We are using the torpedo Linux BSP v2.4.4, and arm-none-linux-gnueabi-g++ (Sourcery CodeBench Lite 2011.09-70) v4.6.1
We have a series of routines that perform many floating point (float) multipy and accumulate operations. We are currently using the -mfpu=vfpv3 option, but want to leverage the SIMD capabilities of the NEON core.

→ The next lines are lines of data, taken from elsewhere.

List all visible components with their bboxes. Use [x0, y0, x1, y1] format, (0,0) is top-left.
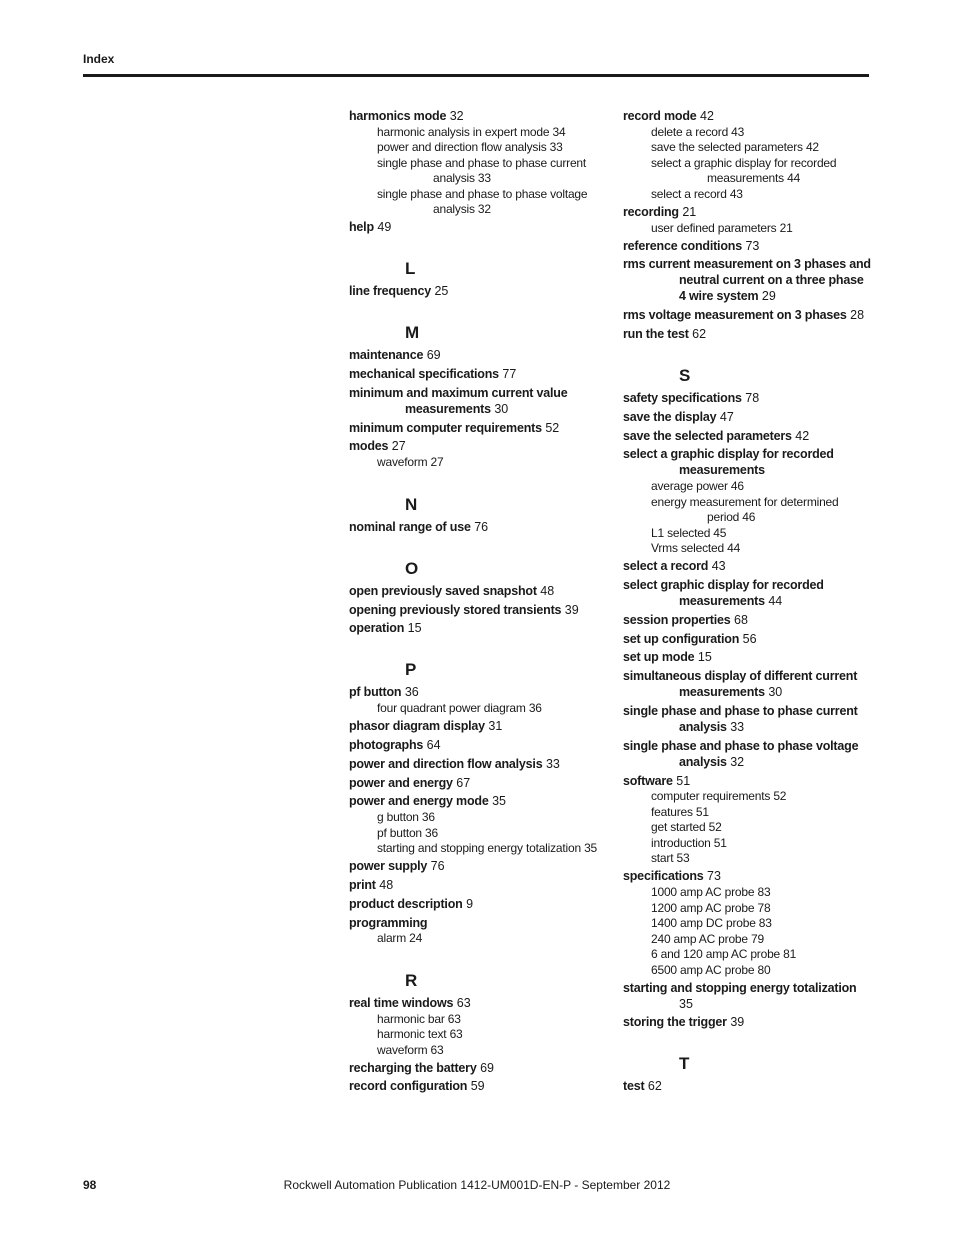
index-term: opening previously stored transients [349, 602, 562, 617]
index-subentry-list [349, 125, 599, 218]
index-entry [349, 219, 599, 235]
index-page-ref: 35 [492, 794, 506, 809]
index-subentry: 6500 amp AC probe 80 [651, 962, 771, 977]
index-term: power supply [349, 859, 428, 874]
index-entry [349, 438, 599, 454]
index-entry [349, 995, 599, 1011]
index-subentry-list [349, 701, 599, 717]
page-number: 98 [83, 1178, 97, 1192]
index-page-ref: 30 [494, 401, 509, 416]
index-subentry: waveform 63 [377, 1042, 444, 1057]
index-subentry: delete a record 43 [651, 124, 745, 139]
index-subentry: user defined parameters 21 [651, 220, 793, 235]
index-page-ref: 36 [404, 685, 419, 700]
index-term: set up configuration [623, 631, 740, 646]
index-term: real time windows [349, 995, 454, 1010]
index-subentry: harmonic analysis in expert mode 34 [377, 124, 566, 139]
index-entry [623, 238, 873, 254]
index-term: help [349, 220, 374, 235]
index-page-ref: 27 [391, 439, 406, 454]
index-entry [349, 915, 599, 931]
index-subentry-list [623, 221, 873, 237]
index-term: record mode [623, 109, 697, 123]
index-term: single phase and phase to phase current analysis [623, 703, 858, 734]
index-entry [349, 896, 599, 912]
index-entry [349, 858, 599, 874]
index-entry [349, 385, 599, 417]
index-term: product description [349, 896, 463, 911]
index-page-ref: 9 [466, 896, 474, 911]
index-subentry: waveform 27 [377, 455, 444, 470]
index-entry [623, 631, 873, 647]
index-page-ref: 32 [730, 754, 745, 769]
index-term: specifications [623, 869, 704, 884]
index-subentry: harmonic text 63 [377, 1027, 463, 1042]
index-entry [623, 256, 873, 304]
index-page-ref: 15 [697, 650, 712, 665]
index-term: operation [349, 621, 405, 636]
index-term: power and energy mode [349, 794, 489, 809]
index-term: software [623, 773, 673, 788]
index-page-ref: 43 [711, 559, 726, 574]
index-term: pf button [349, 685, 402, 700]
index-page-ref: 42 [700, 109, 714, 123]
index-entry [623, 1078, 873, 1094]
index-subentry: g button 36 [377, 810, 435, 825]
index-page-ref: 15 [407, 621, 422, 636]
index-subentry: start 53 [651, 851, 690, 866]
index-page-ref: 48 [540, 583, 555, 598]
index-term: starting and stopping energy totalization [623, 980, 857, 995]
index-subentry: single phase and phase to phase current analysis 33 [377, 155, 587, 186]
index-term: rms current measurement on 3 phases and neutral current on a three phase 4 wire system [623, 257, 871, 304]
index-page-ref: 69 [426, 348, 441, 363]
index-term: harmonics mode [349, 109, 447, 123]
index-entry [349, 1060, 599, 1076]
index-subentry: starting and stopping energy totalization 35 [377, 841, 598, 856]
index-term: select a graphic display for recorded measurements [623, 447, 834, 478]
index-entry [623, 326, 873, 342]
index-entry [623, 307, 873, 323]
index-subentry: single phase and phase to phase voltage analysis 32 [377, 186, 588, 217]
index-subentry: average power 46 [651, 479, 744, 494]
section-letter: S [679, 365, 691, 385]
index-entry [623, 738, 873, 770]
index-page-ref: 64 [426, 737, 441, 752]
index-subentry: 6 and 120 amp AC probe 81 [651, 947, 797, 962]
index-subentry-list [623, 479, 873, 557]
index-subentry-list [349, 810, 599, 857]
index-page-ref: 25 [434, 284, 449, 299]
index-page-ref: 73 [707, 869, 721, 884]
index-subentry: select a record 43 [651, 186, 743, 201]
index-page-ref: 78 [745, 390, 760, 405]
index-subentry: 240 amp AC probe 79 [651, 931, 764, 946]
index-term: select a record [623, 559, 709, 574]
index-entry [623, 773, 873, 789]
index-entry [349, 684, 599, 700]
index-term: save the selected parameters [623, 428, 792, 443]
index-term: phasor diagram display [349, 719, 485, 734]
index-entry [623, 1014, 873, 1030]
section-letter: P [405, 660, 417, 680]
index-subentry: 1000 amp AC probe 83 [651, 885, 771, 900]
index-entry [623, 980, 873, 1012]
index-page-ref: 39 [564, 602, 579, 617]
index-page-ref: 28 [850, 308, 865, 323]
index-subentry-list [623, 789, 873, 867]
index-page-ref: 21 [682, 204, 697, 219]
index-subentry: 1200 amp AC probe 78 [651, 900, 771, 915]
index-term: reference conditions [623, 238, 742, 253]
index-term: rms voltage measurement on 3 phases [623, 308, 847, 323]
index-page-ref: 47 [719, 409, 734, 424]
index-entry [623, 868, 873, 884]
index-subentry: 1400 amp DC probe 83 [651, 916, 772, 931]
index-entry [349, 519, 599, 535]
index-term: nominal range of use [349, 519, 471, 534]
index-term: recording [623, 204, 679, 219]
section-letter: R [405, 970, 418, 990]
index-page-ref: 32 [449, 109, 464, 123]
index-entry [349, 737, 599, 753]
index-entry [349, 583, 599, 599]
index-entry [349, 283, 599, 299]
index-term: minimum and maximum current value measurements [349, 385, 568, 416]
index-entry [349, 366, 599, 382]
index-subentry: introduction 51 [651, 835, 727, 850]
index-entry [349, 756, 599, 772]
index-entry [623, 703, 873, 735]
index-column-left [349, 108, 599, 1097]
index-term: minimum computer requirements [349, 420, 542, 435]
index-term: select graphic display for recorded measurements [623, 577, 824, 608]
index-entry [623, 204, 873, 220]
index-page-ref: 59 [470, 1079, 485, 1094]
index-term: photographs [349, 737, 424, 752]
index-page-ref: 73 [745, 238, 760, 253]
index-page-ref: 77 [502, 367, 517, 382]
index-entry [349, 420, 599, 436]
index-term: set up mode [623, 650, 695, 665]
index-entry [349, 775, 599, 791]
index-subentry-list [349, 1012, 599, 1059]
index-page-ref: 62 [647, 1079, 662, 1094]
index-subentry: four quadrant power diagram 36 [377, 701, 542, 716]
index-subentry: select a graphic display for recorded measurements 44 [651, 155, 837, 186]
index-term: simultaneous display of different current measurements [623, 669, 858, 700]
index-term: line frequency [349, 284, 431, 299]
index-column-right [623, 108, 873, 1097]
index-term: storing the trigger [623, 1015, 727, 1030]
section-letter: L [405, 259, 416, 279]
index-entry [349, 347, 599, 363]
index-term: recharging the battery [349, 1060, 477, 1075]
index-term: run the test [623, 326, 689, 341]
index-subentry: Vrms selected 44 [651, 541, 741, 556]
index-entry [349, 602, 599, 618]
index-page-ref: 33 [730, 719, 745, 734]
index-term: save the display [623, 409, 717, 424]
index-entry [623, 612, 873, 628]
index-page-ref: 49 [377, 220, 392, 235]
index-page-ref: 42 [795, 428, 810, 443]
index-term: modes [349, 439, 389, 454]
index-entry [623, 668, 873, 700]
index-entry [349, 1078, 599, 1094]
section-letter: M [405, 323, 420, 343]
index-term: test [623, 1079, 645, 1094]
index-page-ref: 48 [379, 877, 394, 892]
index-page-ref: 51 [676, 773, 691, 788]
index-page-ref: 29 [761, 289, 776, 304]
index-subentry: alarm 24 [377, 931, 423, 946]
index-subentry: energy measurement for determined period 46 [651, 494, 839, 525]
index-page-ref: 35 [679, 996, 693, 1011]
index-term: programming [349, 915, 428, 930]
index-page-ref: 67 [456, 775, 471, 790]
index-page-ref: 31 [488, 719, 503, 734]
index-entry [623, 409, 873, 425]
index-subentry-list [623, 885, 873, 978]
index-page-ref: 63 [456, 995, 471, 1010]
index-term: session properties [623, 612, 731, 627]
index-page-ref: 69 [480, 1060, 494, 1075]
index-entry [349, 718, 599, 734]
index-page-ref: 30 [768, 685, 783, 700]
index-term: record configuration [349, 1079, 468, 1094]
index-entry [623, 390, 873, 406]
index-entry [623, 577, 873, 609]
index-subentry-list [623, 125, 873, 203]
index-term: safety specifications [623, 390, 742, 405]
index-subentry: power and direction flow analysis 33 [377, 140, 563, 155]
index-entry [623, 428, 873, 444]
index-subentry: pf button 36 [377, 825, 438, 840]
index-entry [349, 793, 599, 809]
index-subentry: save the selected parameters 42 [651, 140, 819, 155]
index-page-ref: 62 [692, 326, 707, 341]
index-page-ref: 76 [430, 859, 445, 874]
index-term: open previously saved snapshot [349, 583, 537, 598]
index-term: single phase and phase to phase voltage analysis [623, 738, 859, 769]
index-term: power and energy [349, 775, 453, 790]
index-term: maintenance [349, 348, 424, 363]
index-entry [349, 108, 599, 124]
index-entry [623, 558, 873, 574]
index-subentry: computer requirements 52 [651, 789, 787, 804]
index-term: power and direction flow analysis [349, 756, 543, 771]
section-letter: O [405, 558, 419, 578]
index-subentry: get started 52 [651, 820, 722, 835]
index-subentry: harmonic bar 63 [377, 1011, 461, 1026]
header-rule [83, 74, 869, 77]
section-letter: T [679, 1054, 690, 1074]
index-subentry: L1 selected 45 [651, 525, 727, 540]
index-subentry: features 51 [651, 804, 709, 819]
index-subentry-list [349, 931, 599, 947]
index-term: print [349, 877, 376, 892]
index-entry [623, 649, 873, 665]
index-entry [349, 877, 599, 893]
index-page-ref: 68 [734, 612, 748, 627]
publication-info: Rockwell Automation Publication 1412-UM001D-EN-P - September 2012 [283, 1178, 671, 1192]
index-entry [623, 108, 873, 124]
index-page-ref: 44 [768, 593, 783, 608]
index-page-ref: 76 [474, 519, 489, 534]
index-page-ref: 39 [730, 1015, 745, 1030]
index-page-ref: 52 [545, 420, 560, 435]
index-page-ref: 56 [742, 631, 757, 646]
running-header-title: Index [83, 52, 115, 66]
index-page-ref: 33 [545, 756, 560, 771]
index-entry [623, 446, 873, 478]
section-letter: N [405, 494, 418, 514]
index-entry [349, 620, 599, 636]
index-subentry-list [349, 455, 599, 471]
index-term: mechanical specifications [349, 367, 499, 382]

We are following the guidance from here:
http://processors.wiki.ti...x-A8#What_is_Neon.3F
When we use the following compiler options
- arm-none-linux-gnueabi-gcc -O3 -march=armv7-a -mtune=cortex-a8 -mfpu=neon -ftree-vectorize -mfloat-abi=softfp
However, there appears to be no improvement in the processing time. We are guessing the NEON co-processor is not enabled. Do we need to invoke our own assembly instructions as the TI guidance specifies? Or is there a kernel or BSP configuration options that we use to turn on the NEON core?
Here is the reuired assembly code to enable NEON/VFP per the TI guidance.
MRC p15, #0, r1, c1, c0, #2 ; r1 = Access Control Register
ORR r1, r1, #(0xf << 20) ; enable full access for p10,11
MCR p15, #0, r1, c1, c0, #2 ; Access Control Register = r1
MOV r1, #0
MCR p15, #0, r1, c7, c5, #4 ; flush prefetch buffer because of FMXR below
; and CP 10 & 11 were only just enabled
; Enable VFP itself
MOV r0,#0x40000000
FMXR FPEXC, r0 ; FPEXC = r0
Finally, is there an easy way to tell if the NEON or VFP is being used during runtime? Other than the processing improvement, we want to make sure it is enabled when we start our application code. Thanks!